If you want to make money online (or offline) and plan to do it for months and years to come, having a limited liability company is critical, because it will protect you and your personal assets from potential liabilities. It also makes you appear more legitimate, says Rosas.
“As soon as you have one paying client, you open yourself up to potential lawsuits,” she says. “With an LLC, you can protect your personal assets if your business gets sued. There is also greater credibility and legitimacy to having a registered name.”
Because California is one of the highest sales tax states in the country, consulting with a tax professional or CPA prior to formation of your business structure can be helpful, says Roberts.
“People always come to me before having spoken with a tax professional, and I think that that’s the wrong move,” she says. “I think the right move is to always consider taxes, because California has very high state income tax. So I always advise that you consider your tax position, because sometimes starting an LLC or business entity mid-year is going to impact you in a different way from a tax perspective. You’re going to want to know what that looks like before you start the process of forming.”
Can I Form My LLC Outside of California and Then Work In California To Avoid Fees?
You are not the first or second (or thousandth) person to ask this question. Some entrepreneurs try to dance around California’s high tax burden by forming their LLC in a different state. This usually won’t work, though; if your company is conducting any business in California, or you are working in California while generating business activity, you have to register with the state of California as a foreign LLC, and California will collect state tax on your revenues in addition to the fees your paying in the state you’ve registered in. Translation: double tax on your business efforts. No one wants that.
Resist the urge to jerry-rig your LLC formation. Start your California LLC the right way from day one, and focus on how to make more money instead to offset increased costs.
How Long Does It Take to Form an LLC in California?
If you’re filing online and have done everything correctly, you can expect your LLC to be registered within three to five business days. If you’re using snail mail and mailing in physical forms, the process will take longer – about two to three weeks.
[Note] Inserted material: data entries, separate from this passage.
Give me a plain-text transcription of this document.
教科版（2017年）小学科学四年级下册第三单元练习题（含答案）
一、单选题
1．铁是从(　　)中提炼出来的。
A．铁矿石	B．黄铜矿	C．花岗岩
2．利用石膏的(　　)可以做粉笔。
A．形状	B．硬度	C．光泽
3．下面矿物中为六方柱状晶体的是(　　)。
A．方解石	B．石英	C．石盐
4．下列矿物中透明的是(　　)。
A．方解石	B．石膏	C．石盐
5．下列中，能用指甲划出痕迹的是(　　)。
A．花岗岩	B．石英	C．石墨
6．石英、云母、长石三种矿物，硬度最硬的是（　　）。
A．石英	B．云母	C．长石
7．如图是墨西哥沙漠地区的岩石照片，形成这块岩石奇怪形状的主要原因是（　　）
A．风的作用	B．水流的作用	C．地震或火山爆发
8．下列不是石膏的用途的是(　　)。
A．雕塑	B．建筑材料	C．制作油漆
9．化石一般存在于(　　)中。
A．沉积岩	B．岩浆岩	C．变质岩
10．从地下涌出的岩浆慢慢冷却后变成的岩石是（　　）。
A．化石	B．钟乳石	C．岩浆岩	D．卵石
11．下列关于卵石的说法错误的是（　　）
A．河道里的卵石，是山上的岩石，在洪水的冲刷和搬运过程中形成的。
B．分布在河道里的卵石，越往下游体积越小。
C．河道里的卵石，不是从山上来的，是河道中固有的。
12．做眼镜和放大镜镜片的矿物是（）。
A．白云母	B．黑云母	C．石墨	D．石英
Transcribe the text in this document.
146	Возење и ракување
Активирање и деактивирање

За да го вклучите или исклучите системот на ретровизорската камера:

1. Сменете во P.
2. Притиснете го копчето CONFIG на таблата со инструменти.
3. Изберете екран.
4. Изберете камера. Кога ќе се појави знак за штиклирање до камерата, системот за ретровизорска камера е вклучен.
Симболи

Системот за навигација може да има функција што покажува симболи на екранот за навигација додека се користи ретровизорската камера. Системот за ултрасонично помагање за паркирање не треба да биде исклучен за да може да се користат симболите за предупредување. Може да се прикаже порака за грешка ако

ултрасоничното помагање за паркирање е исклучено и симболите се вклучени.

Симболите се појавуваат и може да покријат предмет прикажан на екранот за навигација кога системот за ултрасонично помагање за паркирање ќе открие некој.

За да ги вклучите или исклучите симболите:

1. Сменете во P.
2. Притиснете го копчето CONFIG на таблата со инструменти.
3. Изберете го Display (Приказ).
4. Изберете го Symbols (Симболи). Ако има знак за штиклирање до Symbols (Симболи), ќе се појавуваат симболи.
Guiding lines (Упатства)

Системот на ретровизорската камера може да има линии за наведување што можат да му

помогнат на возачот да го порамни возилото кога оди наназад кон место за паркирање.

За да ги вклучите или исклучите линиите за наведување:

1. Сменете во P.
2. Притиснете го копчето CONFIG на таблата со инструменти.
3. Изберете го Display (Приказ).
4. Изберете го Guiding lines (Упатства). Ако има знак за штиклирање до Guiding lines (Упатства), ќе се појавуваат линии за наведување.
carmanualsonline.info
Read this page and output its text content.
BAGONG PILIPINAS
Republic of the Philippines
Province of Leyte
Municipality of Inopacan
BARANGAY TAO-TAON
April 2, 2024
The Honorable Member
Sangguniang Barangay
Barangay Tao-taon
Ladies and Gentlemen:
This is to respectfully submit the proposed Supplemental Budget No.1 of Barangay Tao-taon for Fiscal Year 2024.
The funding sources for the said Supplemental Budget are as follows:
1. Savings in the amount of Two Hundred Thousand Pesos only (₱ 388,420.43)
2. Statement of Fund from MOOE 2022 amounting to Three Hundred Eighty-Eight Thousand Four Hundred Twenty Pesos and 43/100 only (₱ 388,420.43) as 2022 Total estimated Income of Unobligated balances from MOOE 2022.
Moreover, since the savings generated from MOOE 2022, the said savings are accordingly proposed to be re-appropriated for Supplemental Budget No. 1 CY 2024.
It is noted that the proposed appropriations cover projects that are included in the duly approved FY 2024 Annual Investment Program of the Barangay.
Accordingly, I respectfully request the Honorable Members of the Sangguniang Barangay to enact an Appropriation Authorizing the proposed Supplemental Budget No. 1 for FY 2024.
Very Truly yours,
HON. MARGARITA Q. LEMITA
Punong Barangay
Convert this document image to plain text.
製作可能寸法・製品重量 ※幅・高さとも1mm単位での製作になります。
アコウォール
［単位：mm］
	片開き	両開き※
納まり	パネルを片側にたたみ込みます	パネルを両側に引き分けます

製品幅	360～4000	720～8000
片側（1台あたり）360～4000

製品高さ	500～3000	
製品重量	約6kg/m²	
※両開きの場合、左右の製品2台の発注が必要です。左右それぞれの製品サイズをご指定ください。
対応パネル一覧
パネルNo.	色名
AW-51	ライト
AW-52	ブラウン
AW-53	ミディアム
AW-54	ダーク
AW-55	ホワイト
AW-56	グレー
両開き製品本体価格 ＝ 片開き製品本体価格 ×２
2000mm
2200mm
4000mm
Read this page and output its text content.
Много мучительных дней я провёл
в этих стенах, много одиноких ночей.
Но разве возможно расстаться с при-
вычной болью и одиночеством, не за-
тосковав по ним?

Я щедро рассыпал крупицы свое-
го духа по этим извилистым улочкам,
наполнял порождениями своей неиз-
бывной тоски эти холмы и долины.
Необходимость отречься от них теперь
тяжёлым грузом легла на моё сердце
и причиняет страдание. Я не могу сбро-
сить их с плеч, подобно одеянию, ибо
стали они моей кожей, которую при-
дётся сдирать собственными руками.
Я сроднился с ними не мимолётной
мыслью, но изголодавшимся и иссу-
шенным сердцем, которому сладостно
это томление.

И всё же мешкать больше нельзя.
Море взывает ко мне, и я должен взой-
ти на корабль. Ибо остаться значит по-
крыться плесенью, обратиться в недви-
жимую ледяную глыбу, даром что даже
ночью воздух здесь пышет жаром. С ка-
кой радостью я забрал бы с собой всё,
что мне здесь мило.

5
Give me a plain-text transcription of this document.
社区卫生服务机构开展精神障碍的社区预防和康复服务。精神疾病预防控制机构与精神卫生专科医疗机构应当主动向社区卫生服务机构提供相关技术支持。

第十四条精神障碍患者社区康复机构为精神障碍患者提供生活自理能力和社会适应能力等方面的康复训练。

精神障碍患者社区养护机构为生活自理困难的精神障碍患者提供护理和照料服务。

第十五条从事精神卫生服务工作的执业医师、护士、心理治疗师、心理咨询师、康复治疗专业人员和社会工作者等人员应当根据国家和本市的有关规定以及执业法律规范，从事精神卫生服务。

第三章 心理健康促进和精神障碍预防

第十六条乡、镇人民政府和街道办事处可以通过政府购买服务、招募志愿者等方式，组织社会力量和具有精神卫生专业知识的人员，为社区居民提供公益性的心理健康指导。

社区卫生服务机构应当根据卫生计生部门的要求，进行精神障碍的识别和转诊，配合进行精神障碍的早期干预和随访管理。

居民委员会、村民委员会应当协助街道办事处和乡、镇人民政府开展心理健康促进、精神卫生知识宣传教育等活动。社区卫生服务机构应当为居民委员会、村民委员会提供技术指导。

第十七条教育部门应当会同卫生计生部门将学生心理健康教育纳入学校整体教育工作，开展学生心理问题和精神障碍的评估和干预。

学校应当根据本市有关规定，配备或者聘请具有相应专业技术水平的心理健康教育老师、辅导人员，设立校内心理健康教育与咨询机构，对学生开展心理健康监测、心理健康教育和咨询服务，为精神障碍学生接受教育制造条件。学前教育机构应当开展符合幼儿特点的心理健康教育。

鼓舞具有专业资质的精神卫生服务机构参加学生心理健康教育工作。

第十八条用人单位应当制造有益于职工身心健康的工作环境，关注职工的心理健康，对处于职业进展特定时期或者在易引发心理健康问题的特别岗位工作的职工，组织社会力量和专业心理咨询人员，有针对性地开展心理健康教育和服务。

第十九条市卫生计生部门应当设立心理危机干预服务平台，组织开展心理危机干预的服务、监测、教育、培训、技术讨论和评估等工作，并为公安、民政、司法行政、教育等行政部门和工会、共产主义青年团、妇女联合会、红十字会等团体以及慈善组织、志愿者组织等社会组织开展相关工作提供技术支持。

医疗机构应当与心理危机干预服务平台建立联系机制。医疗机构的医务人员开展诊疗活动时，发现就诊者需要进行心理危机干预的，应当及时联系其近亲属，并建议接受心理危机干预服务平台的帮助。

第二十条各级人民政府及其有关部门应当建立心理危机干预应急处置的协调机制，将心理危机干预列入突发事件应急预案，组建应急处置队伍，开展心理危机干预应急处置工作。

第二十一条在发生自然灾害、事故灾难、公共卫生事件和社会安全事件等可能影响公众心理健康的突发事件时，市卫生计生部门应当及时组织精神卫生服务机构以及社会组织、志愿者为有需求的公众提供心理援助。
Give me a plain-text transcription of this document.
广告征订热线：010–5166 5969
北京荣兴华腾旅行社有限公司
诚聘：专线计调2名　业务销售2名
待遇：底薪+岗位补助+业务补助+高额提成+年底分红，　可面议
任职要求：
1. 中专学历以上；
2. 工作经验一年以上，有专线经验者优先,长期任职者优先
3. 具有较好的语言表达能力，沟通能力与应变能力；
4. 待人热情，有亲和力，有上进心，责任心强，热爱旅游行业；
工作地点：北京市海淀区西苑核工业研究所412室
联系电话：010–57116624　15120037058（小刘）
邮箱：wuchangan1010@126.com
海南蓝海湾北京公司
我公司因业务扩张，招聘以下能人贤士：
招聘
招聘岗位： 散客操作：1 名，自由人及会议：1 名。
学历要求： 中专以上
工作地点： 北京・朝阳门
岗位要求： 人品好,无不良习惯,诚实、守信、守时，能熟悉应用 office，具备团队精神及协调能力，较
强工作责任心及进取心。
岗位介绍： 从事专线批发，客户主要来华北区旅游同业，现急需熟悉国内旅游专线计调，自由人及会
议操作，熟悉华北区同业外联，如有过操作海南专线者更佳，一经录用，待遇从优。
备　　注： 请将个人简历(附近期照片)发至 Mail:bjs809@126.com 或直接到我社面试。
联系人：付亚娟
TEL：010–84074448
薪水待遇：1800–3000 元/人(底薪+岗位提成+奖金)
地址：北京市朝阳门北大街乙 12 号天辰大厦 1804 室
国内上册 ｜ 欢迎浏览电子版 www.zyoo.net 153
Do You Need an EIN to Start an LLC?
You do not need to have an Employer Identification Number (EIN) prior to register an LLC, but you do need one after you’ve formed your LLC in order to do things like open a business bank account. You also need an employer identification number to get a business credit card. You can register your LLC with the Interval Revenue Service and get a federal employer identification number for free by clicking here.
Starting an LLC in California can feel intimidating and expensive, but the perks far outweigh the costs. If you see yourself taking your side hustle or business efforts to the next level in California, having your ducks in a row early on will help you bring your entrepreneurial goals to fruition.
The legal commentary from experts in this article is for educational purposes and is not intended to be legal advice.